The VIGRE GOALS of UW-Madison



The Department of Mathematics of the University of Wisconsin - Madison has a tradition of excellence in graduate education that goes back more than 100 years. For over 25 years it has had a successful postdoctoral program in which recent PhDs have interacted and collaborated with faculty and graduate students, extending and enhancing their PhD training in research and education. In May of 1997 it celebrated its PhD Centennial with a conference that attracted more than 200 of its 900 Wisconsin Math PhDs and 80 postdoctoral fellows (Van Vleck Assistant Professors).
Although traditional mathematics graduate education in the USA has had enormous success, fundamental developments in the physical, technological, and biological sciences are introducing deep and challenging problems which require the need for a new type of mathematician, one who is broadly connected with other disciplines and who has computational knowledge and skills.
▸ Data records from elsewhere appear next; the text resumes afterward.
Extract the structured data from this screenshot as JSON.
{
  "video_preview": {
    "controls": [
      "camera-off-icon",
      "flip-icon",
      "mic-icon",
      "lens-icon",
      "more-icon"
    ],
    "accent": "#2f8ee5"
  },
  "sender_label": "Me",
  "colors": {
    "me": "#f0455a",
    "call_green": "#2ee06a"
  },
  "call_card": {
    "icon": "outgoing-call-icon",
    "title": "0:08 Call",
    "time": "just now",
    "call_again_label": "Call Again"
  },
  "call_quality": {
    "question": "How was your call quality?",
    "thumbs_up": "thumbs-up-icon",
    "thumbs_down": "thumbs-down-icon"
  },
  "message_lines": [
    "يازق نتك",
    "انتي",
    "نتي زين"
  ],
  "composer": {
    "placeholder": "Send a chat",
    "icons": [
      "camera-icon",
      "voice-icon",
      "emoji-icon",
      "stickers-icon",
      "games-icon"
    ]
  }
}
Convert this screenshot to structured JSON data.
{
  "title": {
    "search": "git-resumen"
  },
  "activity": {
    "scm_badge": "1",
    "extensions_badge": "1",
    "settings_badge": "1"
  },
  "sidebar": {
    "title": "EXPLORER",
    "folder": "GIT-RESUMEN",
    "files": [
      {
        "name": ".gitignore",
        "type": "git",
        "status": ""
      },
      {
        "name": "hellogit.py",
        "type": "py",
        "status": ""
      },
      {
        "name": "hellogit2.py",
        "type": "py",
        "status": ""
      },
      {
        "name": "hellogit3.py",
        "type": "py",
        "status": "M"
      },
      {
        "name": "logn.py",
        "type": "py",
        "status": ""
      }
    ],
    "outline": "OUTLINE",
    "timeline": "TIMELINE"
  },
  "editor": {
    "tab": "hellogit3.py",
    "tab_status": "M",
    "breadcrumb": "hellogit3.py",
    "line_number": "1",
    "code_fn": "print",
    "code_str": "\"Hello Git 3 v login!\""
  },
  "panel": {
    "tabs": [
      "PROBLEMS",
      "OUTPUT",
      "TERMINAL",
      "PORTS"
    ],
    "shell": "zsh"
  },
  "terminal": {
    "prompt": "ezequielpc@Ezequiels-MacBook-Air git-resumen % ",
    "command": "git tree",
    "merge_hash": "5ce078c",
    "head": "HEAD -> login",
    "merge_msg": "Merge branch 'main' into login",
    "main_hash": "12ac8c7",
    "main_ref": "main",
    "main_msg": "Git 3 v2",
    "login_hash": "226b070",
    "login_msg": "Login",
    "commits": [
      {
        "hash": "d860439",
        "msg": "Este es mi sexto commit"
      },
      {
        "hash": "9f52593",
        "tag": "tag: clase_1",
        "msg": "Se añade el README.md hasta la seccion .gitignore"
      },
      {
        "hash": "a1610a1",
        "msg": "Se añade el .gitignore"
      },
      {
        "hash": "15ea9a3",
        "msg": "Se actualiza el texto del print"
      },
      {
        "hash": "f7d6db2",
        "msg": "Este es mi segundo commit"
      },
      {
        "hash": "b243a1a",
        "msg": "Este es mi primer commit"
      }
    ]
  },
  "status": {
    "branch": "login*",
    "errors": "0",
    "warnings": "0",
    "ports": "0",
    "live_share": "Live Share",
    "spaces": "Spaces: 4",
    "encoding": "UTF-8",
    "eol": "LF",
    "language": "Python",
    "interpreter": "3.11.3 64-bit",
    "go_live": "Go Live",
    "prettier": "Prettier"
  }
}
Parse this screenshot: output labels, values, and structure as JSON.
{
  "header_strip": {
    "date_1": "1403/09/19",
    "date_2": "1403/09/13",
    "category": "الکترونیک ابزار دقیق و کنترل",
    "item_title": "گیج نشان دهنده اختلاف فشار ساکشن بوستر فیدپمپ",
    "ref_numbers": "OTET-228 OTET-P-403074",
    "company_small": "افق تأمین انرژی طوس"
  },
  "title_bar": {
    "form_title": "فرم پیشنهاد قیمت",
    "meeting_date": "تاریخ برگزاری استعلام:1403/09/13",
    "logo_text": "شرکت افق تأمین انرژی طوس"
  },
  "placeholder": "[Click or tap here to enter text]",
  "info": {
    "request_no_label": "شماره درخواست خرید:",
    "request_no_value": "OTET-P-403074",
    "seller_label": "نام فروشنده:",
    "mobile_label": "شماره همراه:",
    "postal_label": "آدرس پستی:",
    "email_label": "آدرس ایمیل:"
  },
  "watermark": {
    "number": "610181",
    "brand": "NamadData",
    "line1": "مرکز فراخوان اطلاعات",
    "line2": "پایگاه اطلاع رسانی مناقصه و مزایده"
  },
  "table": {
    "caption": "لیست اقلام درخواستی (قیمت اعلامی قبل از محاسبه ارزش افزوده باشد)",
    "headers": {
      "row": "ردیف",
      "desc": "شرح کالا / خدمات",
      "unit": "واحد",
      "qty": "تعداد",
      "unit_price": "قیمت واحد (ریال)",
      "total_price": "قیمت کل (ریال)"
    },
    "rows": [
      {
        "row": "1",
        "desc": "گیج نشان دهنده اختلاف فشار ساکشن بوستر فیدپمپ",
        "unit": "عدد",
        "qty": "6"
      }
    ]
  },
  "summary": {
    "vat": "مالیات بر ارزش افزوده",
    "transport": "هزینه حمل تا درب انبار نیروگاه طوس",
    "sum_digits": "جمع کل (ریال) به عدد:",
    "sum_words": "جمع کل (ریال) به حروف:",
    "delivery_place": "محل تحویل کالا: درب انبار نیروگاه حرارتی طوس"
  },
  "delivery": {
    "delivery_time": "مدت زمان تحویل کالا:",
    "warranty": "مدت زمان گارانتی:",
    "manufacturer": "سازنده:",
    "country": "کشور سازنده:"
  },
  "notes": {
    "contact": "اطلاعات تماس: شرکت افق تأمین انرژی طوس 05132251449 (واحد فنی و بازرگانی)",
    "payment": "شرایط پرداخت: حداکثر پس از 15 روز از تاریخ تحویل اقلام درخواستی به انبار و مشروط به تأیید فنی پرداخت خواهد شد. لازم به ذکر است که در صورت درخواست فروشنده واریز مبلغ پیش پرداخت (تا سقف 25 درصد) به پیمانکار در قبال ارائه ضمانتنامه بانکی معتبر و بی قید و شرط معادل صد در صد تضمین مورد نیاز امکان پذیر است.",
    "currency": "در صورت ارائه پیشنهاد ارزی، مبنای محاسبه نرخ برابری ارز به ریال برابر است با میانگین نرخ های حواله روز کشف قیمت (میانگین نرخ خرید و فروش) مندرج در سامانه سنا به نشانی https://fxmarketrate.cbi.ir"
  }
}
Our general research theme is {\it New Applications of Mathematics}, encompassing important topics such as wavelets, B-splines, turbulence, cryptography, geophysical modeling, multi-scale materials modeling, new topological techniques for dynamical systems analysis, interfacial materials dynamics, and stochastic modeling.
The components of our program integrate research and education in pure and applied mathematics at the undergraduate, graduate, and post-graduate level. Its aim is to produce mathematicians who can (1) interact and communicate with scientists and engineers, (2) carry out mathematical research at a very high level, while avoiding fragmentation and isolation of one's work, and (3) appreciate the role of computing in the mathematical sciences, and when appropriate, perform computations and make effective use of available algorithms and hardware.
Our program seeks to sustain, strengthen, enhance, revise, and integrate the five areas of mathematics education at UW-Madison: (1) Mathematics Undergraduate Education, (2) Applied Mathematics, Engineering, and Physics Undergraduate Program, (3) Mathematics PhD Program within the Department of Mathematics, (4) Applied Mathematical Sciences Interdisciplinary PhD Program within the Center for Mathematical Sciences, and (5) Postdoctoral Training in Pure and Applied Mathematics.